Christopher N. Steel, Ph.D. '99 answers questions about his life and career.

What inspires you each day in your job, and what role did Scranton and/or Jesuit education play in your seeking to live a life of service?

I've learned that when we do what we like, there's very little chance of getting it wrong. Scranton taught me not to settle on half-thought-out ideas, but to endorse full-fledged ideals. I'm also very excited by the leadership that the U.S. brings to the international community. USAID is the principal agency to extend assistance to countries recovering from disaster, trying to escape poverty and engaging in democratic reforms. While U.S. foreign assistance has always had the two-fold purpose of furthering America's foreign policy interests in expanding democracy and free markets, while also improving the lives of the citizens of the developing world, we do it by spending less than one-half of one percent of the federal budget.

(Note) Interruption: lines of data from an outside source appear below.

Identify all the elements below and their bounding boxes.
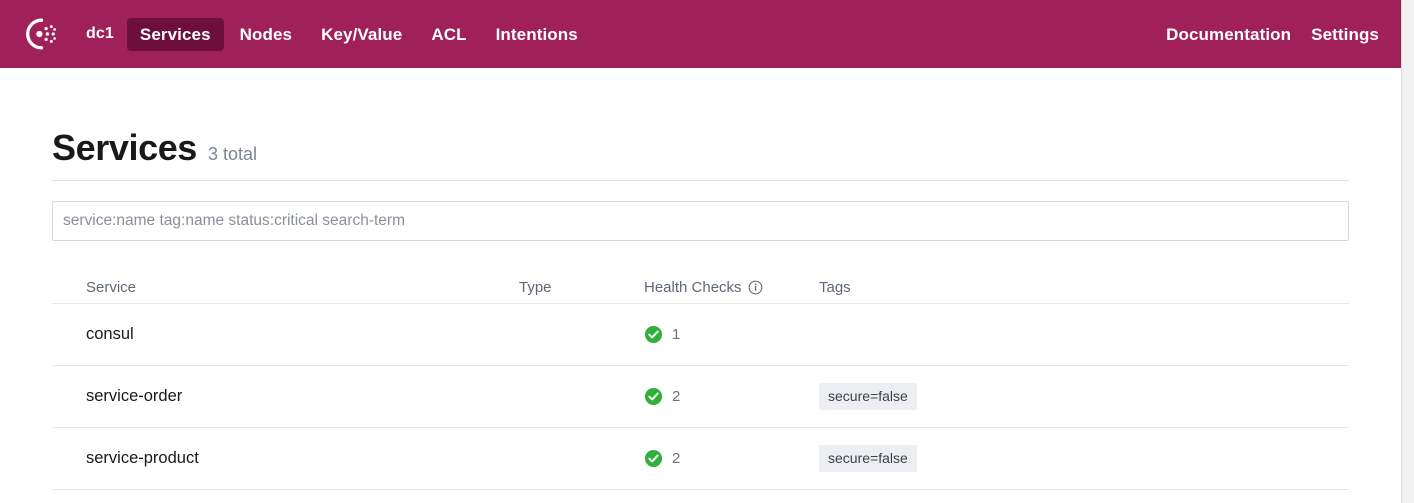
column-header-health-checks: Health Checks [644,280,819,295]
column-header-service: Service [86,279,137,296]
top-navigation-bar: dc1 Services Nodes Key/Value ACL Intenti… [0,0,1401,68]
nav-item-intentions[interactable]: Intentions [483,18,591,51]
search-input[interactable] [52,201,1349,241]
nav-item-services[interactable]: Services [126,17,224,51]
column-header-health-checks-label: Health Checks [644,279,742,296]
services-table: Service Type Health Checks Tags consul 1… [52,266,1349,490]
table-row[interactable]: service-product 2 secure=false [52,428,1349,490]
nav-left-group: dc1 Services Nodes Key/Value ACL Intenti… [20,14,594,54]
page-header: Services 3 total [52,68,1349,181]
table-row[interactable]: consul 1 [52,304,1349,366]
nav-item-settings[interactable]: Settings [1311,18,1379,51]
vertical-scrollbar[interactable] [1401,0,1414,503]
cell-tags: secure=false [819,445,1349,472]
page-total-count: 3 total [207,144,257,164]
check-circle-icon [644,449,663,468]
tag-badge: secure=false [819,383,917,410]
table-header-row: Service Type Health Checks Tags [52,266,1349,304]
nav-item-acl[interactable]: ACL [418,18,479,51]
cell-service-name[interactable]: consul [52,325,519,344]
cell-health-checks: 2 [644,387,819,406]
column-header-type: Type [519,279,552,296]
consul-logo-icon[interactable] [20,14,60,54]
health-check-count: 2 [672,388,681,405]
nav-item-key-value[interactable]: Key/Value [308,18,415,51]
table-row[interactable]: service-order 2 secure=false [52,366,1349,428]
cell-tags: secure=false [819,383,1349,410]
cell-service-name[interactable]: service-order [52,387,519,406]
nav-item-documentation[interactable]: Documentation [1166,18,1291,51]
column-header-tags: Tags [819,279,851,296]
nav-datacenter-selector[interactable]: dc1 [78,18,124,50]
cell-service-name[interactable]: service-product [52,449,519,468]
search-bar [52,201,1349,241]
check-circle-icon [644,325,663,344]
tag-badge: secure=false [819,445,917,472]
cell-health-checks: 1 [644,325,819,344]
health-check-count: 2 [672,450,681,467]
info-circle-icon[interactable] [748,280,763,295]
page-content: Services 3 total Service Type Health Che… [0,68,1401,490]
check-circle-icon [644,387,663,406]
nav-right-group: Documentation Settings [1146,18,1379,51]
cell-health-checks: 2 [644,449,819,468]
health-check-count: 1 [672,326,681,343]
nav-item-nodes[interactable]: Nodes [227,18,305,51]
page-title: Services [52,127,197,168]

It’s a great business investment if you ask me, but it’s an even better display of the generosity and caring that stands as a hallmark of the U.S. around the world; it shows the world our true character as a nation.

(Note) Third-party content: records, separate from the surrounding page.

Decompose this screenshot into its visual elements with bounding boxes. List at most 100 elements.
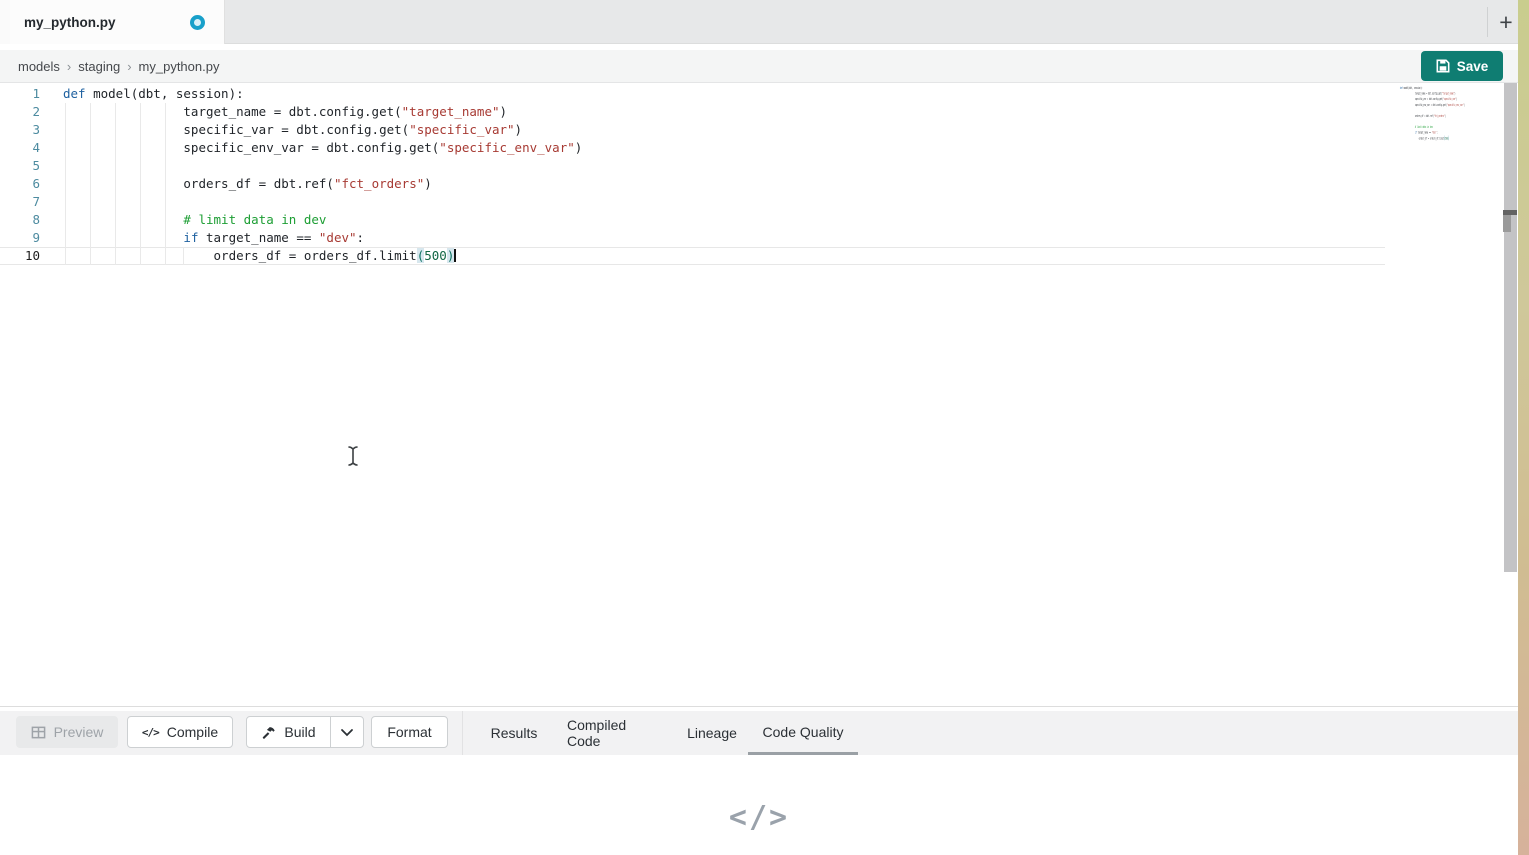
chevron-down-icon xyxy=(340,728,354,737)
code-line[interactable]: 7 xyxy=(0,193,1385,211)
code-token: "dev" xyxy=(319,230,357,245)
minimap-content: def model(dbt, session): target_name = d… xyxy=(1397,85,1465,141)
code-token: specific_var = dbt.config.get( xyxy=(1400,96,1443,101)
tab-lineage[interactable]: Lineage xyxy=(687,711,737,755)
tab-results-label: Results xyxy=(491,725,538,741)
line-number: 8 xyxy=(0,211,40,229)
code-line[interactable]: 5 xyxy=(0,157,1385,175)
compile-label: Compile xyxy=(167,724,218,740)
breadcrumb: models › staging › my_python.py xyxy=(0,50,1518,83)
build-split-button: Build xyxy=(246,716,364,748)
code-token: ) xyxy=(447,248,455,263)
code-token: ) xyxy=(515,122,523,137)
code-line-text: # limit data in dev xyxy=(40,211,326,229)
ide-window: my_python.py + models › staging › my_pyt… xyxy=(0,0,1529,855)
code-line[interactable]: 10 orders_df = orders_df.limit(500) xyxy=(0,247,1385,265)
code-token: ) xyxy=(1454,91,1455,96)
line-number: 10 xyxy=(0,248,40,264)
code-icon: </> xyxy=(142,726,159,739)
code-token: model(dbt, session): xyxy=(1403,85,1423,90)
save-button[interactable]: Save xyxy=(1421,51,1503,81)
table-grid-icon xyxy=(31,725,46,740)
code-lines: 1def model(dbt, session):2 target_name =… xyxy=(0,85,1385,265)
chevron-right-icon: › xyxy=(127,59,131,74)
code-token: "fct_orders" xyxy=(1434,113,1445,118)
tab-code-quality-label: Code Quality xyxy=(763,724,844,740)
code-token xyxy=(1400,130,1415,135)
code-token: 500 xyxy=(424,248,447,263)
indent-guide xyxy=(165,103,166,265)
line-number: 2 xyxy=(0,103,40,121)
code-token: ) xyxy=(1445,113,1446,118)
code-token: ) xyxy=(1448,136,1449,141)
code-token: "fct_orders" xyxy=(334,176,424,191)
code-token: # limit data in dev xyxy=(183,212,326,227)
format-button[interactable]: Format xyxy=(371,716,448,748)
code-token: "specific_env_var" xyxy=(439,140,574,155)
code-line[interactable]: 2 target_name = dbt.config.get("target_n… xyxy=(0,103,1385,121)
code-line-text: specific_var = dbt.config.get("specific_… xyxy=(40,121,522,139)
compile-button[interactable]: </> Compile xyxy=(127,716,233,748)
code-token: target_name = dbt.config.get( xyxy=(1400,91,1442,96)
line-number: 9 xyxy=(0,229,40,247)
code-line[interactable]: 6 orders_df = dbt.ref("fct_orders") xyxy=(0,175,1385,193)
bottom-toolbar: Preview </> Compile Build Format xyxy=(0,711,1518,755)
tab-results[interactable]: Results xyxy=(492,711,536,755)
code-line[interactable]: 8 # limit data in dev xyxy=(0,211,1385,229)
code-token: "specific_var" xyxy=(409,122,514,137)
line-number: 4 xyxy=(0,139,40,157)
empty-state-code-icon: </> xyxy=(0,800,1518,835)
build-label: Build xyxy=(284,724,315,740)
tab-code-quality[interactable]: Code Quality xyxy=(748,711,858,755)
breadcrumb-staging[interactable]: staging xyxy=(78,59,120,74)
code-token: "specific_var" xyxy=(1443,96,1456,101)
code-token: specific_env_var = dbt.config.get( xyxy=(1400,102,1447,107)
code-line-text: orders_df = dbt.ref("fct_orders") xyxy=(1397,113,1446,119)
tab-bar-background xyxy=(225,0,1518,44)
preview-label: Preview xyxy=(54,724,104,740)
build-button[interactable]: Build xyxy=(247,717,330,747)
code-token: ) xyxy=(575,140,583,155)
tab-bar-separator xyxy=(1487,7,1488,37)
new-tab-button[interactable]: + xyxy=(1492,6,1520,38)
code-line-text: def model(dbt, session): xyxy=(40,85,244,103)
code-token: specific_env_var = dbt.config.get( xyxy=(63,140,439,155)
line-number: 7 xyxy=(0,193,40,211)
desktop-wallpaper-strip xyxy=(1518,0,1529,855)
code-token xyxy=(1400,124,1415,129)
code-token: orders_df = dbt.ref( xyxy=(1400,113,1434,118)
breadcrumb-file[interactable]: my_python.py xyxy=(139,59,220,74)
code-line-text: orders_df = orders_df.limit(500) xyxy=(1397,135,1449,141)
indent-guide xyxy=(90,103,91,265)
code-token: ) xyxy=(424,176,432,191)
tab-lineage-label: Lineage xyxy=(687,725,737,741)
unsaved-changes-dot-icon xyxy=(190,15,205,30)
code-line[interactable]: 4 specific_env_var = dbt.config.get("spe… xyxy=(0,139,1385,157)
preview-button[interactable]: Preview xyxy=(16,716,118,748)
build-options-button[interactable] xyxy=(330,717,363,747)
minimap-line: orders_df = orders_df.limit(500) xyxy=(1397,135,1465,141)
code-token: target_name = dbt.config.get( xyxy=(63,104,402,119)
toolbar-divider xyxy=(462,711,463,755)
scrollbar-cursor-marker xyxy=(1503,215,1511,232)
tab-compiled-code-label: Compiled Code xyxy=(567,717,659,749)
code-token: def xyxy=(63,86,86,101)
code-token: # limit data in dev xyxy=(1415,124,1433,129)
code-line[interactable]: 9 if target_name == "dev": xyxy=(0,229,1385,247)
code-editor[interactable]: 1def model(dbt, session):2 target_name =… xyxy=(0,83,1518,707)
tab-compiled-code[interactable]: Compiled Code xyxy=(567,711,659,755)
breadcrumb-models[interactable]: models xyxy=(18,59,60,74)
code-token: target_name == xyxy=(198,230,318,245)
chevron-right-icon: › xyxy=(67,59,71,74)
line-number: 1 xyxy=(0,85,40,103)
line-number: 3 xyxy=(0,121,40,139)
minimap-line: specific_env_var = dbt.config.get("speci… xyxy=(1397,102,1465,108)
editor-tab-bar: my_python.py + xyxy=(0,0,1518,44)
code-line-text: target_name = dbt.config.get("target_nam… xyxy=(40,103,507,121)
vertical-scrollbar[interactable] xyxy=(1504,83,1517,572)
code-line[interactable]: 1def model(dbt, session): xyxy=(0,85,1385,103)
code-line[interactable]: 3 specific_var = dbt.config.get("specifi… xyxy=(0,121,1385,139)
code-line-text: orders_df = orders_df.limit(500) xyxy=(40,248,456,264)
minimap[interactable]: def model(dbt, session): target_name = d… xyxy=(1397,85,1465,143)
indent-guide xyxy=(65,103,66,265)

What have students around the world taught you?

I had the chance to work with then-Secretary of State Clinton while in Zambia, at a regional economic growth conference in 2011. She asked me the same question. I shared with the Secretary that students everywhere continue to teach me patience, humor, to be prepared and how to be gracious. Actually, I think this is the same of adults, too, wherever I seem to travel for assignments now. Regardless, I’m always humbled by how people are more similar than different. That’s a large generalization, but my experience moving in and out of world cultures gives me plenty of opportunity to discover who I really am and what life is all about. I think we all want the same thing: to love and be loved, to feel connected and contribute to something bigger than ourselves. And to laugh. Especially to laugh.

How are students the same wherever you go....and what does every student need to succeed?

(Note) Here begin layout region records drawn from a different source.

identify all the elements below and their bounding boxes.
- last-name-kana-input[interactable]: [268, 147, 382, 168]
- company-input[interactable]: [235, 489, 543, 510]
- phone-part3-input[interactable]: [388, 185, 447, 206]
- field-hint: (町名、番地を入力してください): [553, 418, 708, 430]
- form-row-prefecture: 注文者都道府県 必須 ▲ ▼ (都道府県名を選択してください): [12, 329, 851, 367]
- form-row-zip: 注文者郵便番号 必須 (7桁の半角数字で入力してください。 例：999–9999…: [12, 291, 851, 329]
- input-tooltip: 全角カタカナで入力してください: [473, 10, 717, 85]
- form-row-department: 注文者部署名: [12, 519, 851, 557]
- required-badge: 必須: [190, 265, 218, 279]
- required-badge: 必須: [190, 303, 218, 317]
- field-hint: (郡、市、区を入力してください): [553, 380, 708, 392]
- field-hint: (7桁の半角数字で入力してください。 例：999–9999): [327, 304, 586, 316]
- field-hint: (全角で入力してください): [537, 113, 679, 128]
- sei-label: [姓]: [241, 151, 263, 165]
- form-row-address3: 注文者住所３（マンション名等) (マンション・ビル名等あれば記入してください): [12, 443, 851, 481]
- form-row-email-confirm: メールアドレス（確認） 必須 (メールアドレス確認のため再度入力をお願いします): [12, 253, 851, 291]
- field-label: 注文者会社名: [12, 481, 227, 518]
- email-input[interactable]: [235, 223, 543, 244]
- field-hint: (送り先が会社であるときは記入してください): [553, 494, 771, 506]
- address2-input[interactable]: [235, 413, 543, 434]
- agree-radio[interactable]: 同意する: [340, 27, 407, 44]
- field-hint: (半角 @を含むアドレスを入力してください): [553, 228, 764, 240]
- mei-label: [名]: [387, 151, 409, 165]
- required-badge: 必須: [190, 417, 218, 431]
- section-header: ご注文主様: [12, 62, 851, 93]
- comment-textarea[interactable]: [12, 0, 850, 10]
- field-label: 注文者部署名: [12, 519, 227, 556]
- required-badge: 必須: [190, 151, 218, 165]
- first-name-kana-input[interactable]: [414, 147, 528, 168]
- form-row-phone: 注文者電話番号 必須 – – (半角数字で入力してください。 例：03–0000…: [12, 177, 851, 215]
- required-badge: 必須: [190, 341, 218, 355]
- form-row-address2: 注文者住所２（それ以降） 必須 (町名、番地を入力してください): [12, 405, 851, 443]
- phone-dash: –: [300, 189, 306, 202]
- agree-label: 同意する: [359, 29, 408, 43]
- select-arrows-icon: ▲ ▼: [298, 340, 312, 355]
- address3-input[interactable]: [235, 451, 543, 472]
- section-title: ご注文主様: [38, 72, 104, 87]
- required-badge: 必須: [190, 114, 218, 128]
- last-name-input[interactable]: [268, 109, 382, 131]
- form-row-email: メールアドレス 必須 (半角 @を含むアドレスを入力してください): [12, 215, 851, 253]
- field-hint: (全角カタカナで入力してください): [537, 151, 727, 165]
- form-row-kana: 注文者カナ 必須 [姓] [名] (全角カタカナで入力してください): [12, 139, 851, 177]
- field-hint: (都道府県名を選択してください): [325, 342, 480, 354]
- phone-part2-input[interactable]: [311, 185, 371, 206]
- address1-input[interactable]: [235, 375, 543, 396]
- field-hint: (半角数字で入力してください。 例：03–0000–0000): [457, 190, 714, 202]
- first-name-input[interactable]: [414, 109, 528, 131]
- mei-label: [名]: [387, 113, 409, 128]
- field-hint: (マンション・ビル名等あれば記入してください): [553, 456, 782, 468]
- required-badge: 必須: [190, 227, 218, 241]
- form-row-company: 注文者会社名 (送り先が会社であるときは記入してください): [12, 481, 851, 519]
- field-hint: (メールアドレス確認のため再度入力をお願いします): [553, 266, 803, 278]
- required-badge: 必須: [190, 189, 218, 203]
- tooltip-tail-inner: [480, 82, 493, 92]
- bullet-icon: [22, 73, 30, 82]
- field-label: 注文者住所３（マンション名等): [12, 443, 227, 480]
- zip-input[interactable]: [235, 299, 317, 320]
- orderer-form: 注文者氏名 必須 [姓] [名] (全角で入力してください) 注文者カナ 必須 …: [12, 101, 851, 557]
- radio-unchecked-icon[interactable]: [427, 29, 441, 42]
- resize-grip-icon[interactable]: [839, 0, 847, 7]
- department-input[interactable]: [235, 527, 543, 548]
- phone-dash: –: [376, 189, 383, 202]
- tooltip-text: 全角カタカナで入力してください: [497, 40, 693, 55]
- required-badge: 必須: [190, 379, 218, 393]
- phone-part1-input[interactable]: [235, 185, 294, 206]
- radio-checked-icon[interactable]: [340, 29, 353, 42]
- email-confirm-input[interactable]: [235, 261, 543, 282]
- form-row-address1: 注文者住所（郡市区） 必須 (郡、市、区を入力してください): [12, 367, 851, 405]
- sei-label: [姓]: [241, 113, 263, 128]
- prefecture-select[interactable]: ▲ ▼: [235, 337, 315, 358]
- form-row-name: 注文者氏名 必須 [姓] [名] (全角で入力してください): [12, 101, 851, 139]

Regardless of where they are, students need to be nurtured, engaged and connected to their world. Of course, they also need direction and focus to learn, so the role of a strong mentor or teacher is essential. But they can’t learn on an empty belly nor if they’re feeling ill, so medical and social support services are necessary inputs in many of the places I work. Students also need to feel valued and that their skills, talents, abilities and experiences are recognized. These are all necessary inputs to create a safe learning environment. In countries that are reasonably well governed, economically stable, globally connected and market-oriented, these aspects are relatively well understood. Of course, it’s a bit more nuanced in conflict environments, but I’ve come to learn that how a local society treats its kids reflects what it values as a community. So when it comes to setting up learning environments in those places, we’re not always reflecting our best self – not because we don’t want to, but it many cases it’s just not fully possible to sort out the complex issues at the source of the problem in these types of places. I work at the policy and systems levels in these environments and while we strive to design policies that very much remain student-centric, it’s challenging. But it’s not impossible. That said, I’m a realist at heart, but there is no reason why a world of such abundance continues to have such poverty, period. We’re too advanced as a global society for this. Every kid everywhere should have access to quality education. Why can’t we just get it right?